Item 73: Prefer container-managed resource management



Item 73: Prefer container-managed resource management

Java developers coming from the servlet/JSP environment into the EJB environment are frequently surprised to learn how restrictive, by comparison, the EJB environment is. Enterprise beans are not permitted to start threads. Enterprise beans are not permitted to do file-based I/O. Enterprise beans are not permitted to manually implement any sort of synchronization behavior. Enterprise beans are not allowed to establish server sockets, or Reflect, or load a native library, or. . . .

It leaves you wondering precisely what you can do.

There is, of course, a reason for all these restrictions. In order to maintain a system that's as scalable as possible, the container seeks to take on resource management as part of its duties. It does this because, as a unifying force across all sorts of different programs and enterprise systems, the container often has a better picture of the overall resource needs, as opposed to your code's rather localized view of the world.
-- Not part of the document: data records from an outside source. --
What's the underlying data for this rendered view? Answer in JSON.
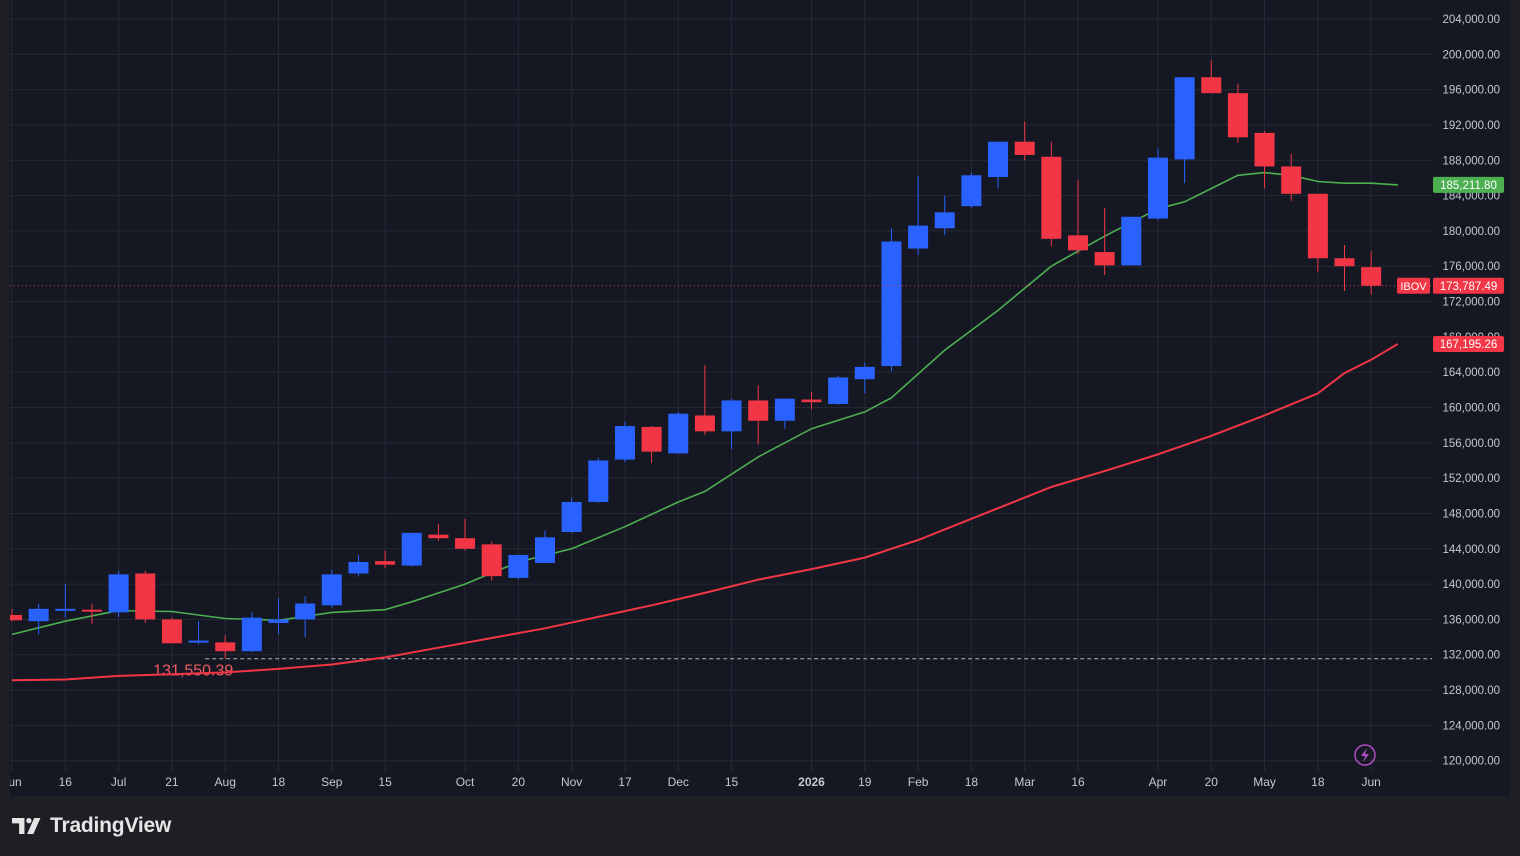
{
  "chart_data": {
    "type": "candlestick",
    "symbol": "IBOV",
    "timeframe": "weekly",
    "ylim": [
      118000,
      206000
    ],
    "y_ticks": [
      120000,
      124000,
      128000,
      132000,
      136000,
      140000,
      144000,
      148000,
      152000,
      156000,
      160000,
      164000,
      168000,
      172000,
      176000,
      180000,
      184000,
      188000,
      192000,
      196000,
      200000,
      204000
    ],
    "y_tick_labels": [
      "120,000.00",
      "124,000.00",
      "128,000.00",
      "132,000.00",
      "136,000.00",
      "140,000.00",
      "144,000.00",
      "148,000.00",
      "152,000.00",
      "156,000.00",
      "160,000.00",
      "164,000.00",
      "168,000.00",
      "172,000.00",
      "176,000.00",
      "180,000.00",
      "184,000.00",
      "188,000.00",
      "192,000.00",
      "196,000.00",
      "200,000.00",
      "204,000.00"
    ],
    "x_labels": [
      {
        "week": 0,
        "text": "Jun",
        "bold": false
      },
      {
        "week": 2,
        "text": "16",
        "bold": false
      },
      {
        "week": 4,
        "text": "Jul",
        "bold": false
      },
      {
        "week": 6,
        "text": "21",
        "bold": false
      },
      {
        "week": 8,
        "text": "Aug",
        "bold": false
      },
      {
        "week": 10,
        "text": "18",
        "bold": false
      },
      {
        "week": 12,
        "text": "Sep",
        "bold": false
      },
      {
        "week": 14,
        "text": "15",
        "bold": false
      },
      {
        "week": 17,
        "text": "Oct",
        "bold": false
      },
      {
        "week": 19,
        "text": "20",
        "bold": false
      },
      {
        "week": 21,
        "text": "Nov",
        "bold": false
      },
      {
        "week": 23,
        "text": "17",
        "bold": false
      },
      {
        "week": 25,
        "text": "Dec",
        "bold": false
      },
      {
        "week": 27,
        "text": "15",
        "bold": false
      },
      {
        "week": 30,
        "text": "2026",
        "bold": true
      },
      {
        "week": 32,
        "text": "19",
        "bold": false
      },
      {
        "week": 34,
        "text": "Feb",
        "bold": false
      },
      {
        "week": 36,
        "text": "18",
        "bold": false
      },
      {
        "week": 38,
        "text": "Mar",
        "bold": false
      },
      {
        "week": 40,
        "text": "16",
        "bold": false
      },
      {
        "week": 43,
        "text": "Apr",
        "bold": false
      },
      {
        "week": 45,
        "text": "20",
        "bold": false
      },
      {
        "week": 47,
        "text": "May",
        "bold": false
      },
      {
        "week": 49,
        "text": "18",
        "bold": false
      },
      {
        "week": 51,
        "text": "Jun",
        "bold": false
      }
    ],
    "candles": [
      {
        "o": 136500,
        "h": 137200,
        "l": 135800,
        "c": 135900
      },
      {
        "o": 135800,
        "h": 137800,
        "l": 134300,
        "c": 137200
      },
      {
        "o": 137000,
        "h": 140000,
        "l": 136200,
        "c": 137200
      },
      {
        "o": 137100,
        "h": 137800,
        "l": 135500,
        "c": 137000
      },
      {
        "o": 136800,
        "h": 141500,
        "l": 136300,
        "c": 141100
      },
      {
        "o": 141200,
        "h": 141500,
        "l": 135600,
        "c": 136000
      },
      {
        "o": 136000,
        "h": 136200,
        "l": 133400,
        "c": 133300
      },
      {
        "o": 133400,
        "h": 135800,
        "l": 133200,
        "c": 133600
      },
      {
        "o": 133400,
        "h": 134200,
        "l": 131550,
        "c": 132400
      },
      {
        "o": 132400,
        "h": 136800,
        "l": 132300,
        "c": 136200
      },
      {
        "o": 135600,
        "h": 138400,
        "l": 134300,
        "c": 136000
      },
      {
        "o": 136000,
        "h": 138600,
        "l": 134000,
        "c": 137800
      },
      {
        "o": 137600,
        "h": 141600,
        "l": 137300,
        "c": 141100
      },
      {
        "o": 141200,
        "h": 143300,
        "l": 140900,
        "c": 142500
      },
      {
        "o": 142600,
        "h": 143800,
        "l": 141800,
        "c": 142200
      },
      {
        "o": 142100,
        "h": 145800,
        "l": 142000,
        "c": 145800
      },
      {
        "o": 145600,
        "h": 146800,
        "l": 144900,
        "c": 145200
      },
      {
        "o": 145200,
        "h": 147400,
        "l": 143800,
        "c": 144000
      },
      {
        "o": 144500,
        "h": 144800,
        "l": 140400,
        "c": 140900
      },
      {
        "o": 140700,
        "h": 143300,
        "l": 140500,
        "c": 143300
      },
      {
        "o": 142400,
        "h": 146100,
        "l": 142400,
        "c": 145300
      },
      {
        "o": 145900,
        "h": 149800,
        "l": 145800,
        "c": 149300
      },
      {
        "o": 149300,
        "h": 154300,
        "l": 149200,
        "c": 154000
      },
      {
        "o": 154100,
        "h": 158400,
        "l": 153800,
        "c": 157900
      },
      {
        "o": 157800,
        "h": 157900,
        "l": 153700,
        "c": 155000
      },
      {
        "o": 154800,
        "h": 159500,
        "l": 154800,
        "c": 159300
      },
      {
        "o": 159100,
        "h": 164800,
        "l": 156900,
        "c": 157300
      },
      {
        "o": 157300,
        "h": 161000,
        "l": 155300,
        "c": 160800
      },
      {
        "o": 160800,
        "h": 162500,
        "l": 155800,
        "c": 158500
      },
      {
        "o": 158500,
        "h": 161000,
        "l": 157600,
        "c": 161000
      },
      {
        "o": 160900,
        "h": 161800,
        "l": 159800,
        "c": 160600
      },
      {
        "o": 160400,
        "h": 163600,
        "l": 160300,
        "c": 163400
      },
      {
        "o": 163200,
        "h": 165100,
        "l": 161600,
        "c": 164600
      },
      {
        "o": 164700,
        "h": 180300,
        "l": 164100,
        "c": 178800
      },
      {
        "o": 178000,
        "h": 186200,
        "l": 177300,
        "c": 180600
      },
      {
        "o": 180300,
        "h": 184000,
        "l": 179500,
        "c": 182100
      },
      {
        "o": 182800,
        "h": 186600,
        "l": 182600,
        "c": 186300
      },
      {
        "o": 186100,
        "h": 190100,
        "l": 184800,
        "c": 190100
      },
      {
        "o": 190100,
        "h": 192400,
        "l": 188000,
        "c": 188600
      },
      {
        "o": 188400,
        "h": 190100,
        "l": 178300,
        "c": 179100
      },
      {
        "o": 179500,
        "h": 185800,
        "l": 177400,
        "c": 177800
      },
      {
        "o": 177600,
        "h": 182600,
        "l": 175000,
        "c": 176100
      },
      {
        "o": 176100,
        "h": 181600,
        "l": 176100,
        "c": 181600
      },
      {
        "o": 181400,
        "h": 189300,
        "l": 181200,
        "c": 188300
      },
      {
        "o": 188100,
        "h": 197400,
        "l": 185400,
        "c": 197400
      },
      {
        "o": 197400,
        "h": 199300,
        "l": 195600,
        "c": 195600
      },
      {
        "o": 195600,
        "h": 196700,
        "l": 190000,
        "c": 190600
      },
      {
        "o": 191100,
        "h": 191300,
        "l": 184800,
        "c": 187300
      },
      {
        "o": 187300,
        "h": 188700,
        "l": 183400,
        "c": 184200
      },
      {
        "o": 184200,
        "h": 184200,
        "l": 175400,
        "c": 176900
      },
      {
        "o": 176900,
        "h": 178400,
        "l": 173200,
        "c": 176000
      },
      {
        "o": 175900,
        "h": 177700,
        "l": 172800,
        "c": 173787
      }
    ],
    "ma_fast": {
      "color": "#4caf50",
      "label": "185,211.80",
      "points": [
        [
          0,
          134300
        ],
        [
          2,
          135800
        ],
        [
          4,
          137000
        ],
        [
          6,
          136900
        ],
        [
          8,
          136100
        ],
        [
          10,
          135900
        ],
        [
          12,
          136800
        ],
        [
          14,
          137100
        ],
        [
          15,
          138000
        ],
        [
          17,
          140000
        ],
        [
          19,
          142500
        ],
        [
          21,
          144000
        ],
        [
          23,
          146500
        ],
        [
          25,
          149300
        ],
        [
          26,
          150500
        ],
        [
          28,
          154400
        ],
        [
          30,
          157600
        ],
        [
          32,
          159500
        ],
        [
          33,
          161100
        ],
        [
          35,
          166500
        ],
        [
          37,
          171000
        ],
        [
          39,
          176000
        ],
        [
          41,
          179400
        ],
        [
          43,
          182500
        ],
        [
          44,
          183300
        ],
        [
          45,
          184800
        ],
        [
          46,
          186300
        ],
        [
          47,
          186600
        ],
        [
          48,
          186300
        ],
        [
          49,
          185600
        ],
        [
          50,
          185400
        ],
        [
          51,
          185400
        ],
        [
          52,
          185212
        ]
      ]
    },
    "ma_slow": {
      "color": "#f23645",
      "label": "167,195.26",
      "points": [
        [
          0,
          129100
        ],
        [
          2,
          129200
        ],
        [
          4,
          129600
        ],
        [
          6,
          129800
        ],
        [
          8,
          130000
        ],
        [
          10,
          130400
        ],
        [
          12,
          130900
        ],
        [
          14,
          131700
        ],
        [
          16,
          132800
        ],
        [
          18,
          133900
        ],
        [
          20,
          135000
        ],
        [
          22,
          136300
        ],
        [
          24,
          137600
        ],
        [
          26,
          139000
        ],
        [
          28,
          140500
        ],
        [
          30,
          141700
        ],
        [
          32,
          143000
        ],
        [
          34,
          145000
        ],
        [
          36,
          147400
        ],
        [
          38,
          149800
        ],
        [
          39,
          151000
        ],
        [
          41,
          152800
        ],
        [
          43,
          154700
        ],
        [
          45,
          156800
        ],
        [
          47,
          159100
        ],
        [
          49,
          161600
        ],
        [
          50,
          163900
        ],
        [
          51,
          165400
        ],
        [
          52,
          167195
        ]
      ]
    },
    "last_price": {
      "value": 173787.49,
      "symbol": "IBOV",
      "label": "173,787.49"
    },
    "low_marker": {
      "value": 131550.39,
      "label": "131,550.39",
      "week": 8
    },
    "colors": {
      "up": "#2962ff",
      "down": "#f23645",
      "grid": "#262935",
      "axis_text": "#c6c8cf",
      "background": "#151823"
    }
  },
  "branding": {
    "name": "TradingView"
  }
}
For example, consider threading: it's not uncommon in many servlet books to see a servlet creating a daemon thread to do some kind of processing in the background when the servlet starts up. Think about what this implies for the servlet container. The servlet container itself needs to manage threads in order to take incoming requests on port 80 or 443 (or any other port, for that matter) and fire them down the appropriate filter chain and servlet code. Intuitively, we know that we want the servlet container to do this—or, more specifically, we want the servlet container to keep a tight lid on the maximum number of executing servlets, since to do otherwise would mean opening the servlet container to a denial-of-service attack.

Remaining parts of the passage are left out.